Mark Hughes’ Stoke host local rivals West Bromwich Albion on Saturday, knowing a win could lift the Potters to the dizzying heights of 18th.
It’s a worrying time for fans of the club, lets be honest.
Poor runs of form are not unheard of, but there seems to be something distinctly different about this one.
Yes, we have the star players of Jack Butland (ankle), Xherdan Shaqiri (thigh), Ibrahim Afellay (knee) and Stephen Ireland (broken leg) to return from injury – but other than that, we have been featuring a pretty steady XI for the past few games.
Indeed, even against Hull City in Wednesday night’s EFL Cup, a first choice XI bar-a-couple of players was selected – and that resulted in a 2-1 loss.
OK. We may have played better in that game than any other so far this season. We may indeed have dominated the game. But we didn’t win.
We conceded two goals from a total of eight shots. We could only convert one of the 28 chances we created.
In Premier League games, we’ve so far blamed the referee and the new rules. And I totally understand that there have been some really frustrating instances so far this season, and we do seem to be getting singled out (yet again) for punishment under the new rules.

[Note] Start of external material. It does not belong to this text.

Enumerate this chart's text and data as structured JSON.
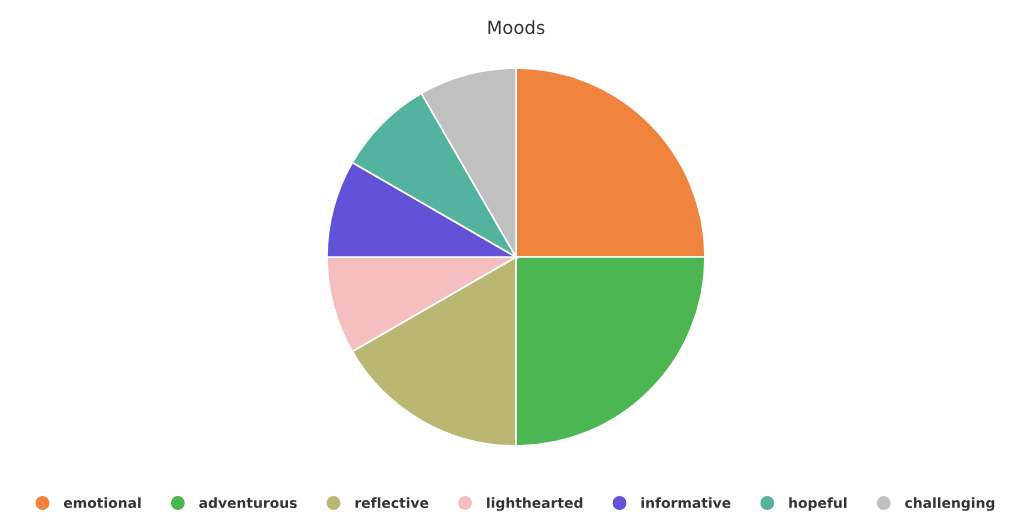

But can we really continue to blame the officials for us conceding four goals three times so far in the league this year? Can we blame them for us only scoring thrice in five league games?
Apparently we can’t. So, on Wednesday, we moved onto the “we were unlucky” line.
It’s ridiculous and stinks of desperation.
The pressure really is on Mark Hughes though heading in to this weekend, as he goes head-to-head with former Potters boss and former fan-favourite Tony Pulis.
Pulis has his own landmark this weekend, as he takes charge for the 1000th time – whilst there’s no doubt that Saido Berahino, the Baggies’ striker pursued by Hughes over the summer, will also be looking to prove a point at the bet365 Stadium.
Three points against the Baggies will indeed push Stoke closer to safety – level on points with (or one behind) a host of teams. Lose, though, and the Potters will find themselves nine points behind a team that they finished eight points ahead of last term.
And that’s a worry, given the (financial) backing that Hughes has had in the last two transfer windows.
Despite chairman Peter Coates coming out last weekend in defence of Hughes, it’s unlikely his patience will last too much longer given the club’s previous stature and the finances pumped into the club via parent company bet365.
Financial statements from the 12-months up to June 2015 released earlier this week show a slight increase in operating profit. The numbers are likely to look much healthier in a further year’s time with the new TV licensing deal in place – the Coates family will definitely not be wanting to miss out on a few years of the Premier League gravytrain.
He might not have his P45 in-hand soon, but Hughes and his backroom staff need to turn things around promptly if they’re to see the remainder of this season from the bet365 dugouts.